The largest user-facing consequence is that, if a user uses this pattern, they lose any prefect hooks which may occur between the two tasks, such as trigger checks, notifications, state handlers, etc. In my view, this is perfectly OK in certain situations such as this, where the goal is to move data. If something fails, the data is still sitting in S3, and the user just needs the error to debug.
Exposing this pattern to users will certainly appease many of the data engineers we've talked to, as well as reduce the load on our system.

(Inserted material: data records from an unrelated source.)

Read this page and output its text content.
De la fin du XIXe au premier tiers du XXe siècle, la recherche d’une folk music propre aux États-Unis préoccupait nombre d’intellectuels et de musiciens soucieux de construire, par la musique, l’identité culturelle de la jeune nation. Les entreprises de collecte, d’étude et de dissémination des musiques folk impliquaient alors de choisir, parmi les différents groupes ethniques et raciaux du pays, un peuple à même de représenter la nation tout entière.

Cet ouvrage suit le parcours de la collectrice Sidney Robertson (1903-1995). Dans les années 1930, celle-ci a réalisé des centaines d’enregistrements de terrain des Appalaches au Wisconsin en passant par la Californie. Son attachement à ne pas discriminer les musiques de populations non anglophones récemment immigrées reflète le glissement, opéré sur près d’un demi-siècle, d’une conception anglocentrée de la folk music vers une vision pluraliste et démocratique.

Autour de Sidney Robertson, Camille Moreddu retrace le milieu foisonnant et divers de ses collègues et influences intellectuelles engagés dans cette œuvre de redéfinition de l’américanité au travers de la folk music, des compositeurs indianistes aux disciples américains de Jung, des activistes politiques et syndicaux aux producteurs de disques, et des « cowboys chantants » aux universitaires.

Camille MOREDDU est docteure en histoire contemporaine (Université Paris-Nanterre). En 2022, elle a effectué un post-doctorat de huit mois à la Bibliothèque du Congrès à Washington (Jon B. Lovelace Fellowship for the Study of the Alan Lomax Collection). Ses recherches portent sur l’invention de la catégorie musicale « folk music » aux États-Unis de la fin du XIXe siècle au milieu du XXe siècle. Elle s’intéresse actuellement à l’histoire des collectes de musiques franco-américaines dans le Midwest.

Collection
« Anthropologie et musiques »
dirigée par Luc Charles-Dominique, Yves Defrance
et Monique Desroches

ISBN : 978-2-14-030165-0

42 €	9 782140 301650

Additionally, it would allow us to utilize a shared (temporary) filesystem for these connected / combined tasks and connect to different hooks that otherwise wouldn't be available to us.
# Reason for declining
Designing simple syntax for creating combined tasks off-the-shelf proved to be overly complicated. Tracking all the necessary input dependencies, and knowing which tasks needed to be combined started to run into recreating a "sub-flow" for the two tasks. Given this, we have decided not to provide sugar for this construction, but instead write clear documentation for how to build individual "combined" tasks for individual use cases. We might revisit this "sub-flow" idea in the future, but are tabling it for now.